Née de parents Marocains en France, Audrey Azoulay a occupé différentes fonctions de direction au sein du Centre national du Cinéma avant de devenir la conseillère culture du président de François Hollande. Proche de sa compagne Julie Gayet, cette énarque devient à la surprise générale ministre de la Culture pour les derniers mois du socialiste à l’Élysée.
La candidature d’Audrey Azoulay a cependant un handicap: son arrivée à l’Unesco en 2017 était mal passée dans le monde arabe.

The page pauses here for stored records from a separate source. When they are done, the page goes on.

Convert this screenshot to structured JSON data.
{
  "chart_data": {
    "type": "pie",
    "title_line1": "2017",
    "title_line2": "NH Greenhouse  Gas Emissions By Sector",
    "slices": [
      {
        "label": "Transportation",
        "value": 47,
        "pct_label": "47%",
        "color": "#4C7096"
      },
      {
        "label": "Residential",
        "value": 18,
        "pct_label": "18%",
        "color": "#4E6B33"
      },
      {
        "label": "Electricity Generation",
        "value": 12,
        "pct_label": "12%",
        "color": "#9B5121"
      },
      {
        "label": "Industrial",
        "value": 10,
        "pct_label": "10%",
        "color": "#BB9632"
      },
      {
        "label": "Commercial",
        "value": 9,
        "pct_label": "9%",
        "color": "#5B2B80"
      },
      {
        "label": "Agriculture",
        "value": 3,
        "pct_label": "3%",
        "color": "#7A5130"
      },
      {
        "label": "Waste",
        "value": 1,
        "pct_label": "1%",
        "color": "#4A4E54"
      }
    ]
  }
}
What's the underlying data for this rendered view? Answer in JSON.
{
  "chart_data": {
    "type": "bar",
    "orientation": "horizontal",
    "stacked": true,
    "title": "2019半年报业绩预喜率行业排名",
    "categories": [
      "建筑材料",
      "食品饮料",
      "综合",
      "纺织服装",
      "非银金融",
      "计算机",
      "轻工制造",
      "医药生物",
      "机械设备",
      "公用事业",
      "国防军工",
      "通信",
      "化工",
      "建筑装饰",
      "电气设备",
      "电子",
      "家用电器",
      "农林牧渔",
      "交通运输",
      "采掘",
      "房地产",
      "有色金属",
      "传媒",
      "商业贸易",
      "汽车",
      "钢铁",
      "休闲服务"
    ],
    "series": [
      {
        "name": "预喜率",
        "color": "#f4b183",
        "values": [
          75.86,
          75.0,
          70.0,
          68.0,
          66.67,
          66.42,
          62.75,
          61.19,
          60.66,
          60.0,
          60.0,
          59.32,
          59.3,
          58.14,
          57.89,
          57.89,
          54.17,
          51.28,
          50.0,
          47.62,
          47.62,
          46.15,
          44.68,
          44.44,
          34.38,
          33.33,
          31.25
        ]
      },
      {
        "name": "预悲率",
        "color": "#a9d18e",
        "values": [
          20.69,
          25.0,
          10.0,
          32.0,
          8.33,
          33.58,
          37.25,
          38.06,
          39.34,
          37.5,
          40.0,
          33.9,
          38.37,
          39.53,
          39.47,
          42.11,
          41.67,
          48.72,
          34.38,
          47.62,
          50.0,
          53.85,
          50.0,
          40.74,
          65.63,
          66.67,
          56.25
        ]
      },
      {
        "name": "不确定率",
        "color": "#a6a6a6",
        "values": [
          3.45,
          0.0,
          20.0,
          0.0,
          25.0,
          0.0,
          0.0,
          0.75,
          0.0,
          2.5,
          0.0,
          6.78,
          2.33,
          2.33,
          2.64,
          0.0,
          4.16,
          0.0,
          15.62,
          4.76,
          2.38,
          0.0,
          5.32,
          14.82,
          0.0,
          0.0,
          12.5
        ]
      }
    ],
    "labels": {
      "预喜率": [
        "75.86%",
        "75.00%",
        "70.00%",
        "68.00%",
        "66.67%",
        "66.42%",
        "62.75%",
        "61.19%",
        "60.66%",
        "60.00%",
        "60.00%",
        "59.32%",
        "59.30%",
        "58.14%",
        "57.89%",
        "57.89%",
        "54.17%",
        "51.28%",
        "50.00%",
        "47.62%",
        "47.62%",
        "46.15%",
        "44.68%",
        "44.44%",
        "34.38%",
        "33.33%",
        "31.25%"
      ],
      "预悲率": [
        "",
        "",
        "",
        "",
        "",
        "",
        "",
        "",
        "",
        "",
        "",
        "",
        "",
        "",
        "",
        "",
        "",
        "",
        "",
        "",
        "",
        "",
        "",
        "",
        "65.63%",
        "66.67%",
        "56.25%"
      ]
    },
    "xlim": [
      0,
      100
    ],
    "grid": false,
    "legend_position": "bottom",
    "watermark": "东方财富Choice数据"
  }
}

Plusieurs personnalités issues du Moyen-Orient avaient convoité le même poste et n’avaient guère apprécié la victoire de la France. Emmanuel Macron prendra-t-il le risque de fâcher les diplomaties du monde arabe représentées au Conseil d’administration qui n’auraient pas forcément passé l’éponge?
Un seul candidat déclaré: Karim Amellal
D’autres noms sont évoqués comme l’ancienne secrétaire d’État à la Ville et à la Citoyenneté Sabrina Agresti-Roubache. Productrice de la série Marseille, cette proche du couple Macron, est surtout bien connue du monde du cinéma et pourrait manquer de soutiens au quai d’Orsay. Le nom d’Anne-Claire Legendre, conseillère diplomatique d’Emmanuel Macron et ancienne porte-parole du ministère français des Affaires étrangères, est également sur les rangs.
Seul candidat ouvertement déclaré: Karim Amellal, ancien délégué interministériel à la Méditerranée, nommé par Emmanuel Macron en 2020. Spécialiste de l’Afrique du Nord, il promeut depuis des années le dialogue inter-religieux.
Peu importe le nouveau président choisi, la feuille de route sera claire: faire oublier le piteux départ de Jack Lang. L’IMA se projette déjà sur ces deux prochaines expositions fin mars, dédiées à la cité libanaise de Byblos et aux “esclaves en Méditerranée” avant de fêter son quarantième anniversaire l’an prochain.